Game Commission Votes 7-0 For Cougar Trapping

New Mexico Game Commission votes to endorse the NMDGF recommendations to drastically expand trapping, snaring and killing cougar across New Mexico. Courtesy/APNM

APNM News:

SANTA FE – Today, the New Mexico Game Commission voted to endorse the New Mexico Department of Game & Fish’s (NMDGF) extreme recommendations to drastically expand trapping, snaring, and killing across New Mexico as part of revisions to the 2016 Bear & Cougar Rule.

By a unanimous vote, the Game Commission endorsed the NMDGF proposals to:

  • allow cougar trapping using leg-hold traps and snares on state trust lands, totaling 9 million acres in New Mexico;
  • remove the NMDGF permit requirement for landowners to use traps and snares on cougar; and
  • allow one person to kill up to four cougars in game species management zones where current cougar harvest levels are not being met.

The Commission’s approval of these recommendations comes despite NMDGF biologists publicly admitting in 2015 that they do not possess any new biological data on cougar populations and that the department cannot determine whether New Mexico’s cougar habitat is below or at cougar carrying capacity.
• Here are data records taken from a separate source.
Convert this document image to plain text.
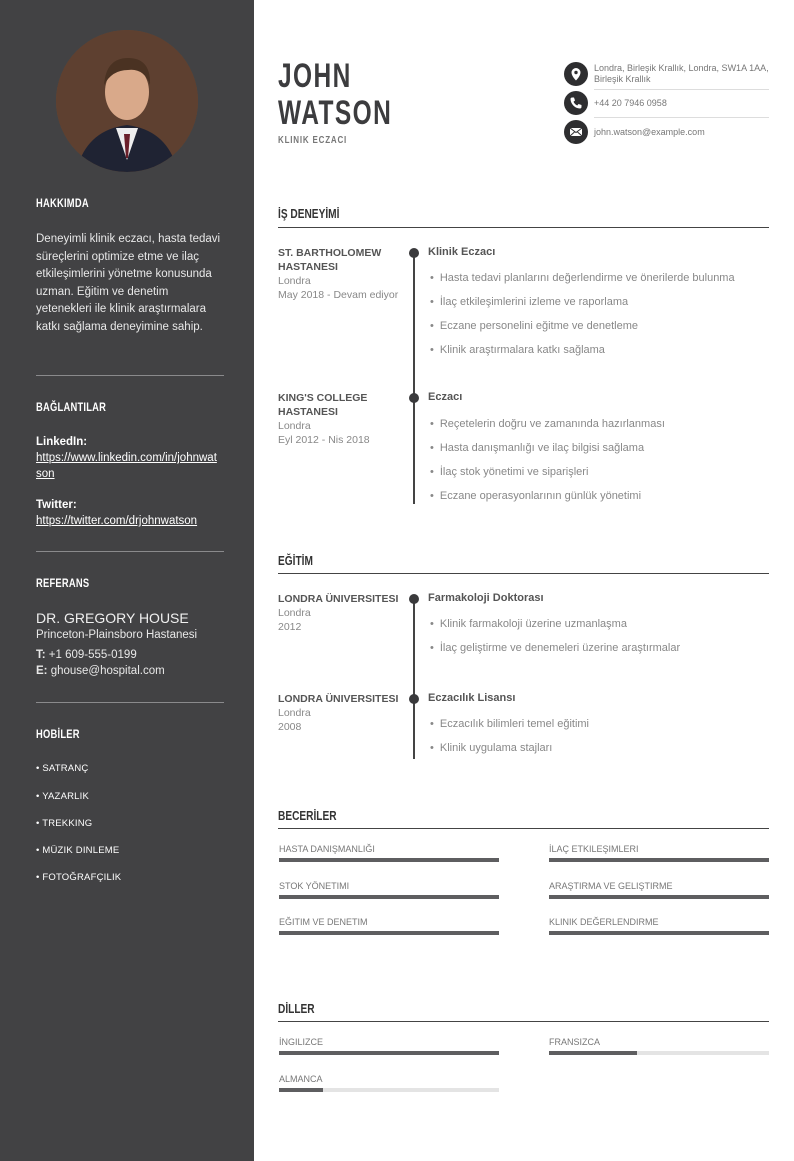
HAKKIMDA
Deneyimli klinik eczacı, hasta tedavi süreçlerini optimize etme ve ilaç etkileşimlerini yönetme konusunda uzman. Eğitim ve denetim yetenekleri ile klinik araştırmalara katkı sağlama deneyimine sahip.
BAĞLANTILAR
LinkedIn:
https://www.linkedin.com/in/johnwatson
Twitter:
https://twitter.com/drjohnwatson
REFERANS
DR. GREGORY HOUSE
Princeton-Plainsboro Hastanesi
T: +1 609-555-0199
E: ghouse@hospital.com
HOBİLER
• SATRANÇ
• YAZARLIK
• TREKKING
• MÜZIK DINLEME
• FOTOĞRAFÇILIK
JOHN
WATSON
KLINIK ECZACI
Londra, Birleşik Krallık, Londra, SW1A 1AA, Birleşik Krallık
+44 20 7946 0958
john.watson@example.com
İŞ DENEYİMİ
ST. BARTHOLOMEW HASTANESI
Londra
May 2018 - Devam ediyor
Klinik Eczacı
• Hasta tedavi planlarını değerlendirme ve önerilerde bulunma
• İlaç etkileşimlerini izleme ve raporlama
• Eczane personelini eğitme ve denetleme
• Klinik araştırmalara katkı sağlama
KING'S COLLEGE HASTANESI
Londra
Eyl 2012 - Nis 2018
Eczacı
• Reçetelerin doğru ve zamanında hazırlanması
• Hasta danışmanlığı ve ilaç bilgisi sağlama
• İlaç stok yönetimi ve siparişleri
• Eczane operasyonlarının günlük yönetimi
EĞİTİM
LONDRA ÜNIVERSITESI
Londra
2012
Farmakoloji Doktorası
• Klinik farmakoloji üzerine uzmanlaşma
• İlaç geliştirme ve denemeleri üzerine araştırmalar
LONDRA ÜNIVERSITESI
Londra
2008
Eczacılık Lisansı
• Eczacılık bilimleri temel eğitimi
• Klinik uygulama stajları
BECERİLER
HASTA DANIŞMANLIĞI	İLAÇ ETKILEŞIMLERI
STOK YÖNETIMI	ARAŞTIRMA VE GELIŞTIRME
EĞITIM VE DENETIM	KLINIK DEĞERLENDIRME
DİLLER
İNGILIZCE	FRANSIZCA
ALMANCA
These new changes for management of cougars and black bears are expected to take effect in 2016 and, under current plans, will not be up for review again until 2019.

“Today, the Game Commission ignored public will, common sense, and good science by allowing for an increase in cruel trapping and killing of our cougars and increased killing of bears,” said Phil Carter, Wildlife Campaign manager for Animal Protection of New Mexico (APNM). “We’re astonished and dismayed Gov. Martinez stayed silent about the cruel traps and snares that will soon dot the landscape of our state, capturing and killing not just cougars and bears, but many other animals. She chose to ignore the will of New Mexicans, making us the only state besides Texas where cougars will be treated like varmints.”
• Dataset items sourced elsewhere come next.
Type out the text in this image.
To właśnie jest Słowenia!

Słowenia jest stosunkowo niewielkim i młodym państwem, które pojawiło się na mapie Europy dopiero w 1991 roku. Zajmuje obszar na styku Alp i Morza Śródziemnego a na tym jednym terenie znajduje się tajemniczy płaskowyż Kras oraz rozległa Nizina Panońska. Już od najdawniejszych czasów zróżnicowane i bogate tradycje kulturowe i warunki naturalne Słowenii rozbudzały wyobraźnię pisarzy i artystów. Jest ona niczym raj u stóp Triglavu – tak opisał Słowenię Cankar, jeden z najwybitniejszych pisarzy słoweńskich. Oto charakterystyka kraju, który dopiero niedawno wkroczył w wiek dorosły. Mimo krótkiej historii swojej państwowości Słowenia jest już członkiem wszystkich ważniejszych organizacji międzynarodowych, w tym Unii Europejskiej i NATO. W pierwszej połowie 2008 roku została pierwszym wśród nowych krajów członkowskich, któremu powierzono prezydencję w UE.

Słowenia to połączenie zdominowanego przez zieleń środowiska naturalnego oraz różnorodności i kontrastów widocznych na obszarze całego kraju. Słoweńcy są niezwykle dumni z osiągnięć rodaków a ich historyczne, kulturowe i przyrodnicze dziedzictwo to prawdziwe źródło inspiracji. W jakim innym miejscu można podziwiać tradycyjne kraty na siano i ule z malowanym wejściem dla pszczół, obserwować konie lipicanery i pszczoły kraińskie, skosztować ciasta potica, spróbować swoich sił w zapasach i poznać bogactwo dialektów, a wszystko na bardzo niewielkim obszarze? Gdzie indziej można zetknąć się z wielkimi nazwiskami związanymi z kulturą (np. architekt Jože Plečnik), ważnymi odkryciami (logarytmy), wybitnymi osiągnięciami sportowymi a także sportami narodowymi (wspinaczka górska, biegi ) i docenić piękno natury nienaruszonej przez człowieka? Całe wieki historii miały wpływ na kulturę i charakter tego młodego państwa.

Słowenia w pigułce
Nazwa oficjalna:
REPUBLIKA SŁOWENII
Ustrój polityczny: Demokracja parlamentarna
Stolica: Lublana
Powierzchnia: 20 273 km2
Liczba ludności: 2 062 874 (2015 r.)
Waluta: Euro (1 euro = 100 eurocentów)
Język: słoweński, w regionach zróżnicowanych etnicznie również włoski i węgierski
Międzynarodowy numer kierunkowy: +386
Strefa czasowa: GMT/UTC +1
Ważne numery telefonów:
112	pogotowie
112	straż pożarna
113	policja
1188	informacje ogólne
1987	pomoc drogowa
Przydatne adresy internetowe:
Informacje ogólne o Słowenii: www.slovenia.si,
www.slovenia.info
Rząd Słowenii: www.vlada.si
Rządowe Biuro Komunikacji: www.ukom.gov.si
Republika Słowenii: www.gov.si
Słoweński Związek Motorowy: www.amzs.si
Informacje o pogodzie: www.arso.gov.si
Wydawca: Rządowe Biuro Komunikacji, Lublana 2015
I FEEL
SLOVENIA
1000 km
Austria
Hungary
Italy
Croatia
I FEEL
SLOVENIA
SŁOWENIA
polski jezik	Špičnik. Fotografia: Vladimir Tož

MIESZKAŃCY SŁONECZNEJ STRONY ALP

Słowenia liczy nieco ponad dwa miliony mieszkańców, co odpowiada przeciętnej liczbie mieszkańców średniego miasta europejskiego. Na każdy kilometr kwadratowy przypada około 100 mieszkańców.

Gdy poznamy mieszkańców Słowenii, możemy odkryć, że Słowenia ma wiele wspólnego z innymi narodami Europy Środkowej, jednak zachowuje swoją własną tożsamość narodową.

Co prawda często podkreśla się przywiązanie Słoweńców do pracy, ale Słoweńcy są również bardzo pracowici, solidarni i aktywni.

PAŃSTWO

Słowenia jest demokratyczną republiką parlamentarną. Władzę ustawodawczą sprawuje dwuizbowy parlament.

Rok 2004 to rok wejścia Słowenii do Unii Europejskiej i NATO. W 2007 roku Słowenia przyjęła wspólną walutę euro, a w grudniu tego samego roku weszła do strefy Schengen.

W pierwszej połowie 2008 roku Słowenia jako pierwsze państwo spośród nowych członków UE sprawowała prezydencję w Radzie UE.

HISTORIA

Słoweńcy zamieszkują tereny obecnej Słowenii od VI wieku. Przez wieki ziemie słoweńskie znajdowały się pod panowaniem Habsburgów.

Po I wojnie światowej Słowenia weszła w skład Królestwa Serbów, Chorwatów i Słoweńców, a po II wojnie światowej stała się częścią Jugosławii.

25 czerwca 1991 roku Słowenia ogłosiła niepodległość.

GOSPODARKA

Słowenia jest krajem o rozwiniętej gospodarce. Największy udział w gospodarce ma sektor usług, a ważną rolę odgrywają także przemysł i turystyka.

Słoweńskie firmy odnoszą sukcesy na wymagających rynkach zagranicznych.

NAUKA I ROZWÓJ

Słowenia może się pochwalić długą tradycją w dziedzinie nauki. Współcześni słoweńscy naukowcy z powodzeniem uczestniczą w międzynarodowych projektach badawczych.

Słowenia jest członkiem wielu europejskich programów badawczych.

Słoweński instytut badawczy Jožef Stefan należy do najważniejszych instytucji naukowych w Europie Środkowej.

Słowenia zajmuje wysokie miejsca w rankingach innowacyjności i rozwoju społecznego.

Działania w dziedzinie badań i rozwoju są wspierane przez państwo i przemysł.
New polling shows that New Mexican voters oppose the original NMDGF Bear & Cougar Rule proposals by a three-to-one margin, and oppose by the same margin the practice of trapping and snaring on public lands.
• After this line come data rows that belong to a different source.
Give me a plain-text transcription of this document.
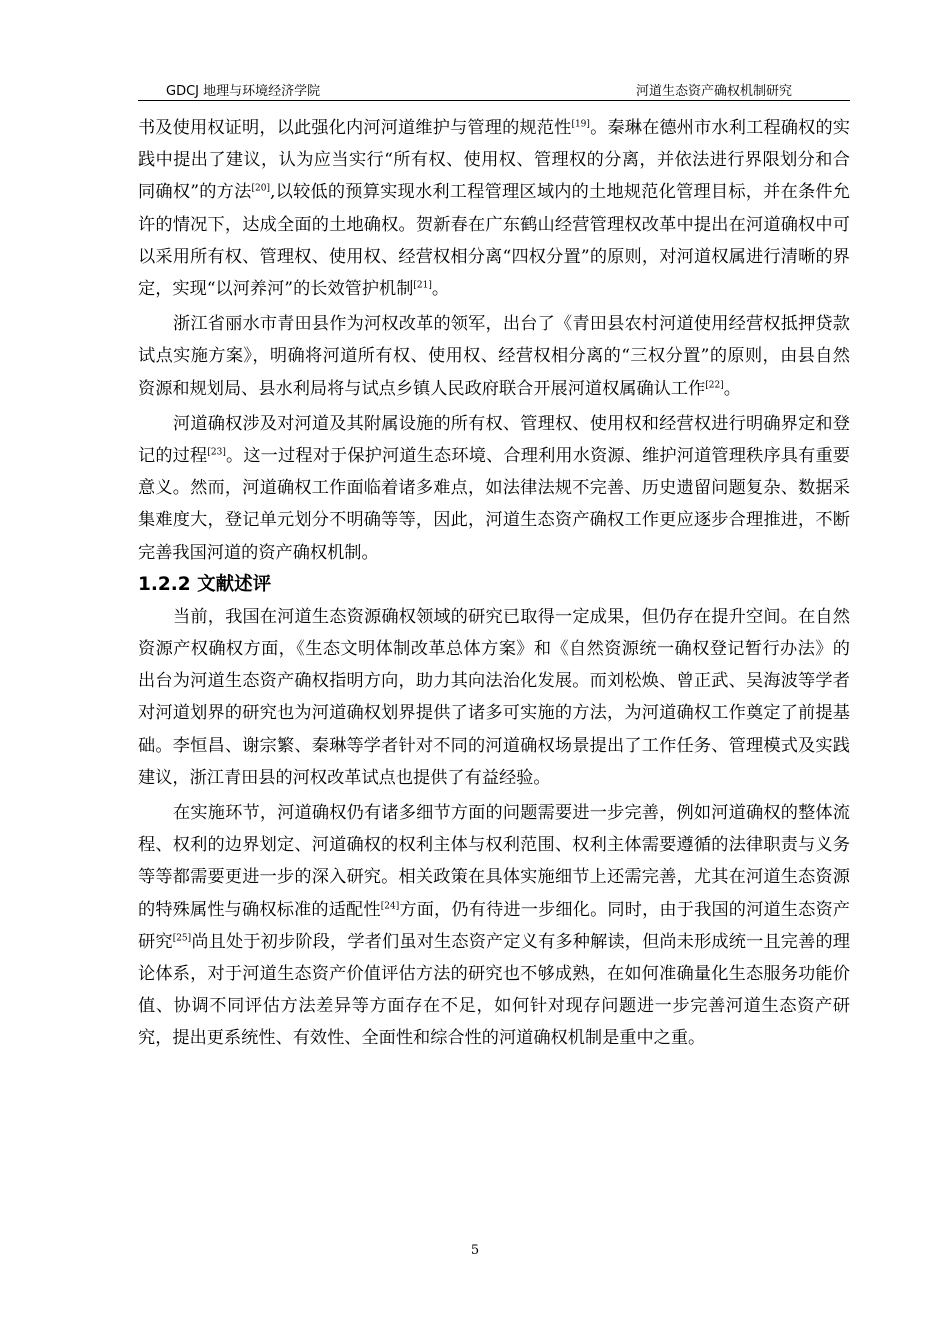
GDCJ 地理与环境经济学院	河道生态资产确权机制研究

书及使用权证明，以此强化内河河道维护与管理的规范性[19]。秦琳在德州市水利工程确权的实践中提出了建议，认为应当实行“所有权、使用权、管理权的分离，并依法进行界限划分和合同确权”的方法[20],以较低的预算实现水利工程管理区域内的土地规范化管理目标，并在条件允许的情况下，达成全面的土地确权。贺新春在广东鹤山经营管理权改革中提出在河道确权中可以采用所有权、管理权、使用权、经营权相分离“四权分置”的原则，对河道权属进行清晰的界定，实现“以河养河”的长效管护机制[21]。

浙江省丽水市青田县作为河权改革的领军，出台了《青田县农村河道使用经营权抵押贷款试点实施方案》，明确将河道所有权、使用权、经营权相分离的“三权分置”的原则，由县自然资源和规划局、县水利局将与试点乡镇人民政府联合开展河道权属确认工作[22]。

河道确权涉及对河道及其附属设施的所有权、管理权、使用权和经营权进行明确界定和登记的过程[23]。这一过程对于保护河道生态环境、合理利用水资源、维护河道管理秩序具有重要意义。然而，河道确权工作面临着诸多难点，如法律法规不完善、历史遗留问题复杂、数据采集难度大，登记单元划分不明确等等，因此，河道生态资产确权工作更应逐步合理推进，不断完善我国河道的资产确权机制。

1.2.2 文献述评

当前，我国在河道生态资源确权领域的研究已取得一定成果，但仍存在提升空间。在自然资源产权确权方面，《生态文明体制改革总体方案》和《自然资源统一确权登记暂行办法》的出台为河道生态资产确权指明方向，助力其向法治化发展。而刘松焕、曾正武、吴海波等学者对河道划界的研究也为河道确权划界提供了诸多可实施的方法，为河道确权工作奠定了前提基础。李恒昌、谢宗繁、秦琳等学者针对不同的河道确权场景提出了工作任务、管理模式及实践建议，浙江青田县的河权改革试点也提供了有益经验。

在实施环节，河道确权仍有诸多细节方面的问题需要进一步完善，例如河道确权的整体流程、权利的边界划定、河道确权的权利主体与权利范围、权利主体需要遵循的法律职责与义务等等都需要更进一步的深入研究。相关政策在具体实施细节上还需完善，尤其在河道生态资源的特殊属性与确权标准的适配性[24]方面，仍有待进一步细化。同时，由于我国的河道生态资产研究[25]尚且处于初步阶段，学者们虽对生态资产定义有多种解读，但尚未形成统一且完善的理论体系，对于河道生态资产价值评估方法的研究也不够成熟，在如何准确量化生态服务功能价值、协调不同评估方法差异等方面存在不足，如何针对现存问题进一步完善河道生态资产研究，提出更系统性、有效性、全面性和综合性的河道确权机制是重中之重。

5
Additionally, this week, APNM delivered nearly 6,000 petition signatures of individuals opposing NMDGF’s proposals for the Bear & Cougar Rule to the Governor’s Office and the Game Commissioners.

“Worse yet, the Department has not explained how it will prevent the cruel death of cougar kittens and nursing mothers who could be killed by indiscriminate trapping and snaring,” Carter said. “Killing cougar mothers with nursing kittens is illegal and wrong.”